The title of this post is a bit of a misnomer, I’ll admit.
I can’t tell you how all writers feel. I can just tell you how I do.
Today is the day my very first published book will be released. I now have things that I’ve dreamed of having since I was in grade school–a publisher, an editor, and (hopefully) an audience.
Even though today is the day The Bear Who Wouldn’t Leave is officially for sale, people have been reviewing it for over a month, mostly thanks to my publisher, who distributed those handy advance copies. Here’s my early impressions of what it’s like to go from unpublished to published.
It’s an odd feeling to know strangers are reading your work
Not friends. Not family. Or well-meaning beta readers. Even when you send your work to critique groups, you know most of the critics. You usually know exactly how tough they’re going to be.
Not so reviewers. You don’t know if someone is going to be in a bad mood when they pick up your book, or hate the fact that you have a publishing deal and they don’t. Maybe they’ll just hate the topic of your novel, or the level of violence, or the fact that your antagonist is a cursed stuffed panda, because they have a soft spot for stuffed pandas. It’s not something you can prepare for.
I’ve found that old adage, “Prepare for the worst and hope for the best,” is the most you can do. But I admit I still flinch whenever I see a new review on Goodreads–that’s the “preparing for the worst” part of me.
People will be wonderful, but not always the ones you expect
In addition to my writers’ group, my boyfriend, and my closest friends, the people who have been the most supportive–and incredibly, unbelievably so–have been the friends I’ve made online. One woman reviewed my book and gave me feedback on two other manuscripts, simply because we hit it off on Facebook. Another has worked her butt off helping me make connections in the industry and get reviews, and I’m still not sure why, beyond the fact that she’s a fabulous person.
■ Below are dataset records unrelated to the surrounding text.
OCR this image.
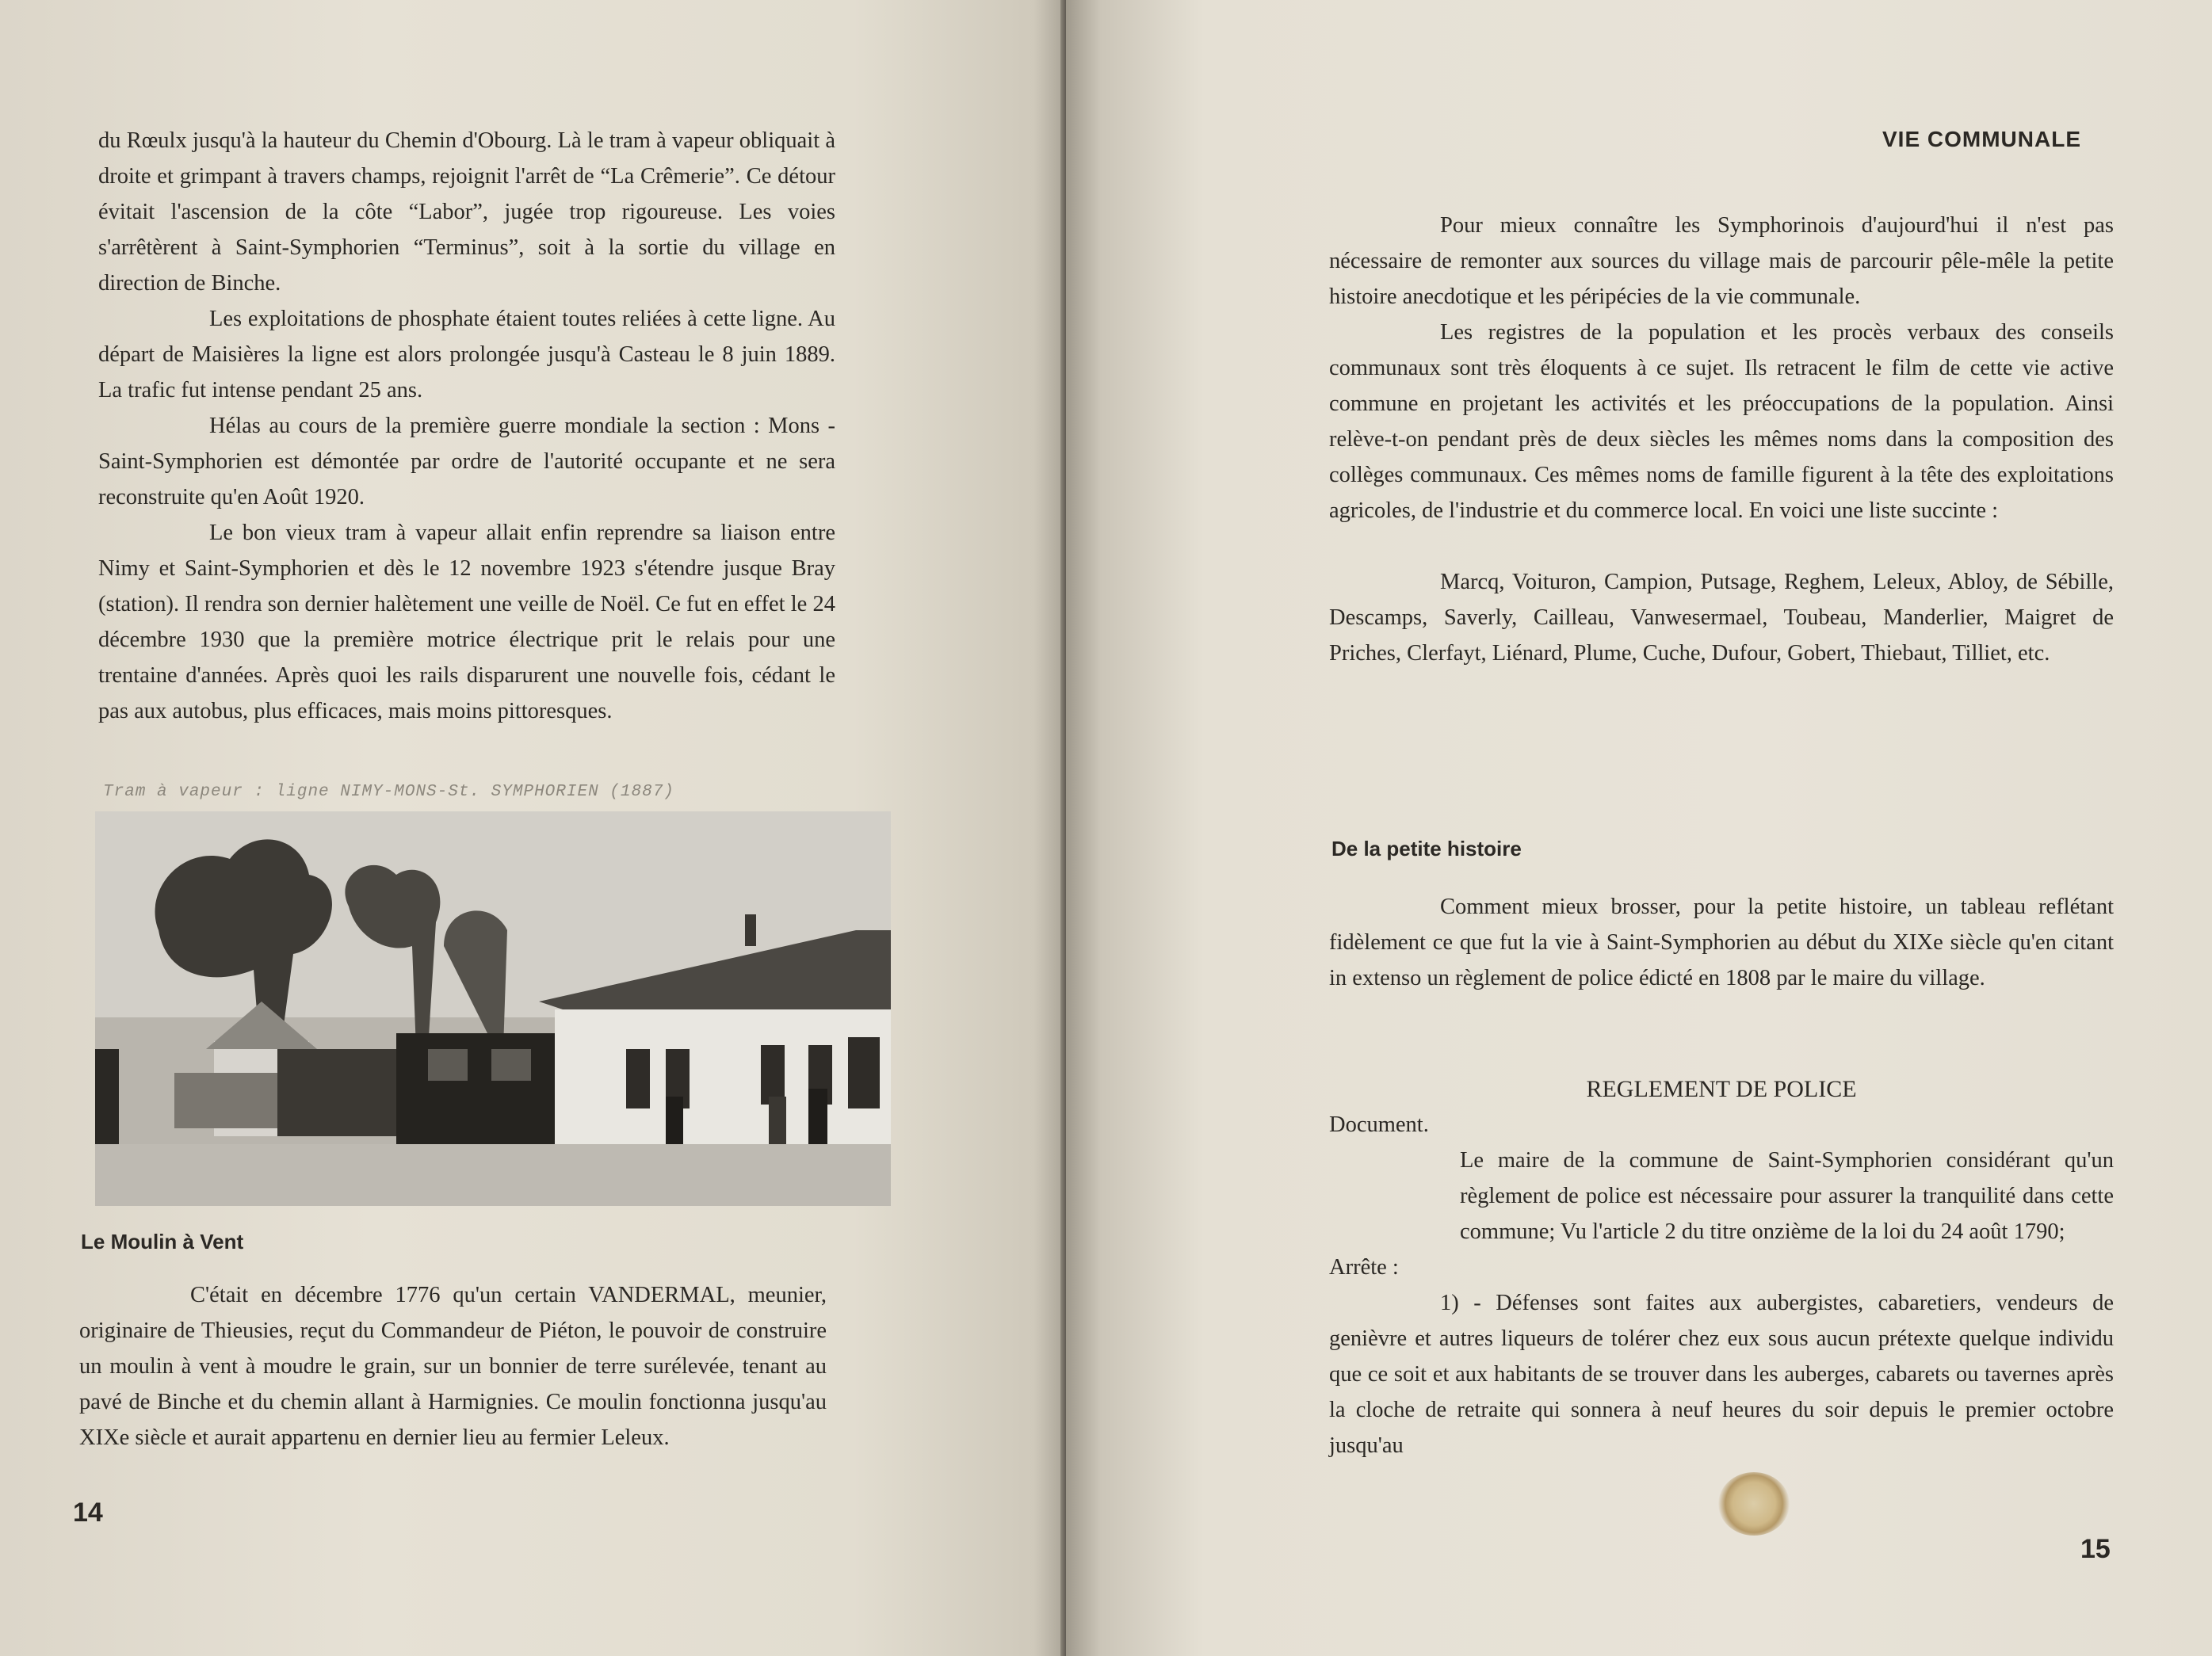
du Rœulx jusqu'à la hauteur du Chemin d'Obourg. Là le tram à vapeur obliquait à droite et grimpant à travers champs, rejoignit l'arrêt de “La Crêmerie”. Ce détour évitait l'ascension de la côte “Labor”, jugée trop rigoureuse. Les voies s'arrêtèrent à Saint-Symphorien “Terminus”, soit à la sortie du village en direction de Binche.

Les exploitations de phosphate étaient toutes reliées à cette ligne. Au départ de Maisières la ligne est alors prolongée jusqu'à Casteau le 8 juin 1889. La trafic fut intense pendant 25 ans.

Hélas au cours de la première guerre mondiale la section : Mons - Saint-Symphorien est démontée par ordre de l'autorité occupante et ne sera reconstruite qu'en Août 1920.

Le bon vieux tram à vapeur allait enfin reprendre sa liaison entre Nimy et Saint-Symphorien et dès le 12 novembre 1923 s'étendre jusque Bray (station). Il rendra son dernier halètement une veille de Noël. Ce fut en effet le 24 décembre 1930 que la première motrice électrique prit le relais pour une trentaine d'années. Après quoi les rails disparurent une nouvelle fois, cédant le pas aux autobus, plus efficaces, mais moins pittoresques.

Tram à vapeur : ligne NIMY-MONS-St. SYMPHORIEN (1887)
Le Moulin à Vent

C'était en décembre 1776 qu'un certain VANDERMAL, meunier, originaire de Thieusies, reçut du Commandeur de Piéton, le pouvoir de construire un moulin à vent à moudre le grain, sur un bonnier de terre surélevée, tenant au pavé de Binche et du chemin allant à Harmignies. Ce moulin fonctionna jusqu'au XIXe siècle et aurait appartenu en dernier lieu au fermier Leleux.

14
VIE COMMUNALE

Pour mieux connaître les Symphorinois d'aujourd'hui il n'est pas nécessaire de remonter aux sources du village mais de parcourir pêle-mêle la petite histoire anecdotique et les péripécies de la vie communale.

Les registres de la population et les procès verbaux des conseils communaux sont très éloquents à ce sujet. Ils retracent le film de cette vie active commune en projetant les activités et les préoccupations de la population. Ainsi relève-t-on pendant près de deux siècles les mêmes noms dans la composition des collèges communaux. Ces mêmes noms de famille figurent à la tête des exploitations agricoles, de l'industrie et du commerce local. En voici une liste succinte :

Marcq, Voituron, Campion, Putsage, Reghem, Leleux, Abloy, de Sébille, Descamps, Saverly, Cailleau, Vanwesermael, Toubeau, Manderlier, Maigret de Priches, Clerfayt, Liénard, Plume, Cuche, Dufour, Gobert, Thiebaut, Tilliet, etc.

De la petite histoire

Comment mieux brosser, pour la petite histoire, un tableau reflétant fidèlement ce que fut la vie à Saint-Symphorien au début du XIXe siècle qu'en citant in extenso un règlement de police édicté en 1808 par le maire du village.

REGLEMENT DE POLICE

Document.

Le maire de la commune de Saint-Symphorien considérant qu'un règlement de police est nécessaire pour assurer la tranquilité dans cette commune; Vu l'article 2 du titre onzième de la loi du 24 août 1790;

Arrête :

1) - Défenses sont faites aux aubergistes, cabaretiers, vendeurs de genièvre et autres liqueurs de tolérer chez eux sous aucun prétexte quelque individu que ce soit et aux habitants de se trouver dans les auberges, cabarets ou tavernes après la cloche de retraite qui sonnera à neuf heures du soir depuis le premier octobre jusqu'au

15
The amazing family that is Samhain Horror has astounded me with their constant support and encouragement–these are all writers who hadn’t heard of me just a few months ago (a few weeks, in some cases).
But others, including people I’ve been in writers’ groups with, friends, and former co-workers, haven’t managed so much as a, “That’s nice.” I’d heard the same from other authors, and all I can advise is not to expect anything from anyone, as difficult as that might be sometimes. That way you won’t be disappointed. At the very least, focus on the ones who support you and forget about the ones who couldn’t be bothered. It’s human nature to focus on the negative, but it won’t do you any favours.
It’s a little anticlimactic…and a bit of a relief
My book is on the market today, but pre-orders have been available for over a month, so it feels like there’s already been a lot of watching sales numbers and doing interviews and writing guest posts and soliciting reviews. Now that the big day is finally here, I won’t be surprised if it doesn’t feel any different from the days before it. But part of that’s my fault–I didn’t plan a launch-day celebration.
My advice? Plan something special, even if it’s a simple lunch with a friend. You only have your first publishing experience once.
It opens doors
This book has already accomplished two amazing things for me–I was able to write a post for Chuck Wendig’s Terrible Minds blog (swoon!) and I was welcomed into an amazing community of horror writers.
I’m not sure what’s next for me, but I do know that I’m ready to unleash this bear upon the world. To everyone who pre-ordered a copy, wrote a review, invited me on their blog, and otherwise encouraged and cheered me on, thank you so much.
A writer is nothing without her friends
That one almost goes without saying.